Decipherment of Linear A

« previous post | next post »

Methodologically, the following communication from Elizabeth J. W. Barber is too important to be left buried in a comment to this post:  "ChatGPT does cuneiform studies" (5/21/23)

As I showed in my 1974 book, Archaeological Decipherment, there is a mathematical algorithm showing how much text one needs to PROVABLY accomplish a decipherment for what sort of script. Since 1974, we haven't added enough new text to our pile of LINEAR A to make it over the hump, if the language it hides is unrelated to anything we already know (or if the hidden language, like Semitic, "cross-classifies" its morphemes between consonants and vowels, since each phonological sign in Linear A represents one C and one V). And if it IS hiding some language we already have a linguistic handle on, we are still scarcely up to the top of the hump. So what language, or language family might one try? We already know that Linear A shows virtually nothing in the way of suffixing or other inflection, so it looks very UN-Indo-European.

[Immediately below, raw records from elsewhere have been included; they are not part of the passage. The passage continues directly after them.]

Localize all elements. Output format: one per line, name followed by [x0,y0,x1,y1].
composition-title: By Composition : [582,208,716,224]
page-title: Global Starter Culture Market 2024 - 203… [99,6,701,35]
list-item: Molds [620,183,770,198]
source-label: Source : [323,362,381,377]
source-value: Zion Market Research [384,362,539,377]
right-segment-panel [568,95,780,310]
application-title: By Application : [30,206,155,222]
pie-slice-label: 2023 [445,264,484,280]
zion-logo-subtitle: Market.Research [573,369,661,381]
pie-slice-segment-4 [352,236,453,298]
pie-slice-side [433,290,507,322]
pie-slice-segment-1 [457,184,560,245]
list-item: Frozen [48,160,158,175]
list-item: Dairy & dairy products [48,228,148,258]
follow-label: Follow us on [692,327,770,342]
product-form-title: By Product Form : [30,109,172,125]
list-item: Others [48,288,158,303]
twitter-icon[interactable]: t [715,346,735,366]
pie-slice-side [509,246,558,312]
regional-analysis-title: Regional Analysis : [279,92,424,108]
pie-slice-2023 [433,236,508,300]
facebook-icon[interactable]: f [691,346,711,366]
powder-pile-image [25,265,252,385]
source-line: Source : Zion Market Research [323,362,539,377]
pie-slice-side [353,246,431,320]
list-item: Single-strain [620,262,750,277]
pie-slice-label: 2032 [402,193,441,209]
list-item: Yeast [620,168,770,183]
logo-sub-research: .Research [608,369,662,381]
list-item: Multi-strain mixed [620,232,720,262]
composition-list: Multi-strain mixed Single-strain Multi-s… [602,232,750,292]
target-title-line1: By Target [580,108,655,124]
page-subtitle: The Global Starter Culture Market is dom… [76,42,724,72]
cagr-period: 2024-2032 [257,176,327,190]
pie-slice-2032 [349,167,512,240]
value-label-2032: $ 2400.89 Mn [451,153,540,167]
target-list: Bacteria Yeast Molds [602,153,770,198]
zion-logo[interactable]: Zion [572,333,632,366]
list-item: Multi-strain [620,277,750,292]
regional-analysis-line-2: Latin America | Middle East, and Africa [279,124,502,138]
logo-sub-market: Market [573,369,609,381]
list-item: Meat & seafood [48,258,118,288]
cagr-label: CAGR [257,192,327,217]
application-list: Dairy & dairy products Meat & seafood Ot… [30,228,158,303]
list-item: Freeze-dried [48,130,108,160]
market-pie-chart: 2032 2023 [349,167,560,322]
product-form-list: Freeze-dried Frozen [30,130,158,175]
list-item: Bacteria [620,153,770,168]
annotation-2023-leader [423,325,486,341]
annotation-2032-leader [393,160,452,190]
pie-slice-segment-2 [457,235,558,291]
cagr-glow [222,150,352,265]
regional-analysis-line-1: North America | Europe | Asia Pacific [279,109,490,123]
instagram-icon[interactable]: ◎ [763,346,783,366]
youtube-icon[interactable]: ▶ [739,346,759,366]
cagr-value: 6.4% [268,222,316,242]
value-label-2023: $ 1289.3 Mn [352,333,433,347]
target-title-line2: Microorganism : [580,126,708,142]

And note that I said "provably" deciphered. Below that threshold, one can neither prove NOR DISPROVE any purported decipherment!

(A prime case of unprovability is the Phaistos disc, "deciphered" many times– my favorite being as a "double hymn to Zeus and the Minotaur"!! )

Half a century later, it appears that nothing much has changed with regard to Linear A.  Not even ChatGPT can change that.

 

Selected readings

 



2 Comments

  1. Peter Grubtal said,

    May 30, 2023 @ 10:52 am

    Chadwick in "The Decipherment of Linear B" quotes a putative translation of the Phaistos disc, which includes the lines "supreme – the donator of prophecies, supreme – of the eggs the white..".

    He remarks dryly that it doesn't need the author's apology for inexpertness in Semitic philology to make us suspect that something has gone wrong here.

  2. Rodger C said,

    June 3, 2023 @ 2:07 pm

    Peter Grubtal: As recall it, the translator (or maybe this is a different story) claimed to be translating from "primitive Greek," which they imagined as a monosyllabic, grammar-less language.